Jorginho, do Flamengo, admite tristeza por ausência na Copa: ‘Machuca’

Jorginho com a camisa do Flamengo em campo, em ação durante partida
Imagem: Divulgação / Reprodução

Flamengo teve o meia Jorginho admitindo, em entrevista recente, que a ausência na Copa “machuca” — a declaração revela a frustração do jogador e entra direto no clima do elenco rubro-negro.

O depoimento

Jorginho (meia, Flamengo) disse que a eliminação de suas chances de ir à Copa foi um golpe pessoal. “Machuca”, repetiu, sobre não vestir a camisa da seleção no torneio. O atleta comentou ainda sobre a rotina de recuperação e o objetivo de voltar a render pelo time.

Em poucas frases, ele mostrou o lado humano do futebol: não é só tática e treino, é desejo de disputar os grandes palcos. Para o jogador, a ausência pesa agora; para o clube, é um momento de reorganizar expectativas.

Contexto e impacto

Historicamente, o Flamengo tem aprofundado sua rotatividade de elenco para conciliar Brasileirão e Copa do Brasil — e, quando participa, a Libertadores. A perda de um nome do perfil de Jorginho mexe na dinâmica interna: há substitutos, mas também reflexo emocional no vestiário e na torcida.

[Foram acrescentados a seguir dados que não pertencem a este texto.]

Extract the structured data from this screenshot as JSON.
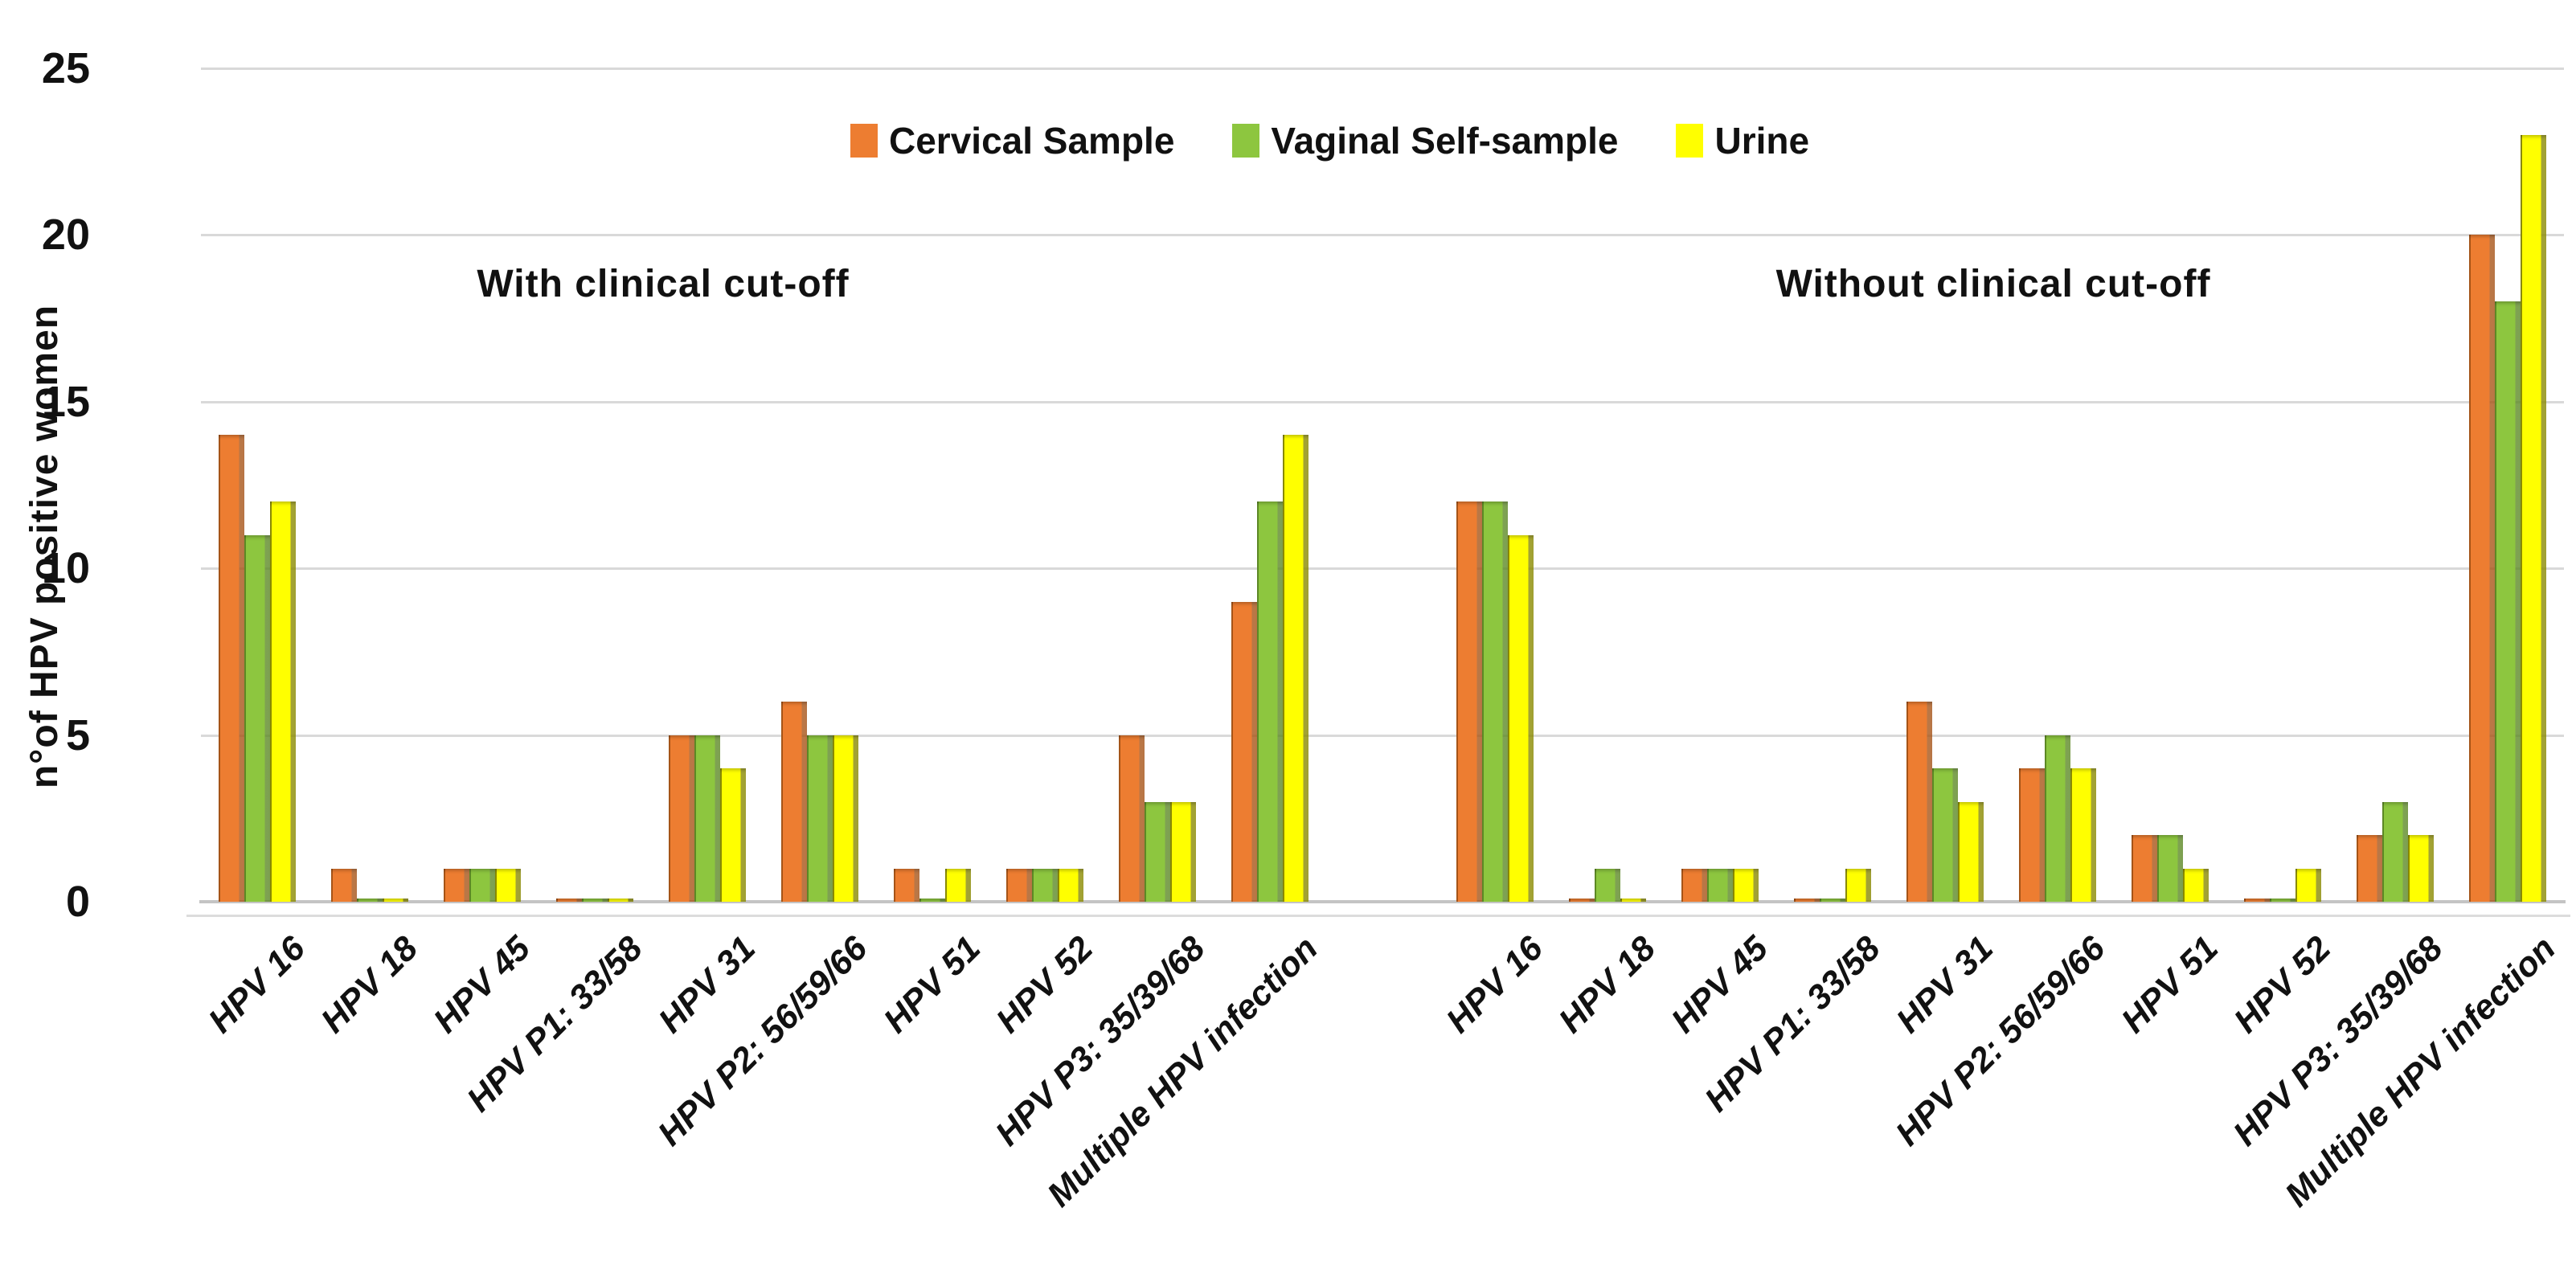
{
  "chart_data": {
    "type": "bar",
    "title": "",
    "ylabel": "n°of HPV positive women",
    "xlabel": "",
    "ylim": [
      0,
      25
    ],
    "yticks": [
      0,
      5,
      10,
      15,
      20,
      25
    ],
    "grid": true,
    "legend_position": "top-center",
    "legend": [
      "Cervical Sample",
      "Vaginal Self-sample",
      "Urine"
    ],
    "colors": {
      "cervical": "#ED7D31",
      "cervical_dark": "#A85518",
      "vaginal": "#8DC63F",
      "vaginal_dark": "#5E8A26",
      "urine": "#FFFF00",
      "urine_dark": "#8B8B00",
      "gridline": "#D9D9D9",
      "axis_line": "#C4C4C4"
    },
    "categories": [
      "HPV 16",
      "HPV 18",
      "HPV 45",
      "HPV P1: 33/58",
      "HPV 31",
      "HPV P2: 56/59/66",
      "HPV 51",
      "HPV 52",
      "HPV P3: 35/39/68",
      "Multiple HPV infection"
    ],
    "groups": [
      {
        "label": "With clinical cut-off",
        "series": [
          {
            "name": "Cervical Sample",
            "color": "#ED7D31",
            "dark": "#A85518",
            "values": [
              14,
              1,
              1,
              0.1,
              5,
              6,
              1,
              1,
              5,
              9
            ]
          },
          {
            "name": "Vaginal Self-sample",
            "color": "#8DC63F",
            "dark": "#5E8A26",
            "values": [
              11,
              0.1,
              1,
              0.1,
              5,
              5,
              0.1,
              1,
              3,
              12
            ]
          },
          {
            "name": "Urine",
            "color": "#FFFF00",
            "dark": "#8B8B00",
            "values": [
              12,
              0.1,
              1,
              0.1,
              4,
              5,
              1,
              1,
              3,
              14
            ]
          }
        ]
      },
      {
        "label": "Without clinical cut-off",
        "series": [
          {
            "name": "Cervical Sample",
            "color": "#ED7D31",
            "dark": "#A85518",
            "values": [
              12,
              0.1,
              1,
              0.1,
              6,
              4,
              2,
              0.1,
              2,
              20
            ]
          },
          {
            "name": "Vaginal Self-sample",
            "color": "#8DC63F",
            "dark": "#5E8A26",
            "values": [
              12,
              1,
              1,
              0.1,
              4,
              5,
              2,
              0.1,
              3,
              18
            ]
          },
          {
            "name": "Urine",
            "color": "#FFFF00",
            "dark": "#8B8B00",
            "values": [
              11,
              0.1,
              1,
              1,
              3,
              4,
              1,
              1,
              2,
              23
            ]
          }
        ]
      }
    ]
  }
}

O Maracanã, palco das grandes noites rubro-negras, costuma amplificar tanto a alegria quanto a frustração. Jogadores que ficam de fora de competições internacionais costumam redobrar a entrega pelos pontos nacionais; é uma resposta comum no futebol carioca.

O que esperar do jogador e do clube

Do ponto de vista técnico, a expectativa é que Jorginho retome ritmo e ambição nas próximas partidas do Flamengo pelo Brasileirão e pela Copa do Brasil. O departamento médico e a comissão técnica trabalham para recuperar o atleta em curto prazo, sem precipitar o retorno.

Para a torcida — que acompanha o clube no Maracanã e nas redes — sobra a mistura de pena e esperança: pena pela perda da chance na Copa; esperança de vê-lo brilhar novamente com a camisa rubro-negra.

Fecho de crônica

O futebol tem dessas feridas que não aparecem no boletim: machucam no peito. Jorginho falou com a sinceridade de quem já viveu clássico, já ouviu vaias e aplausos. Agora, resta ao Mengão e ao jogador transformar a frustração em combustível para as batalhas que vêm por aí.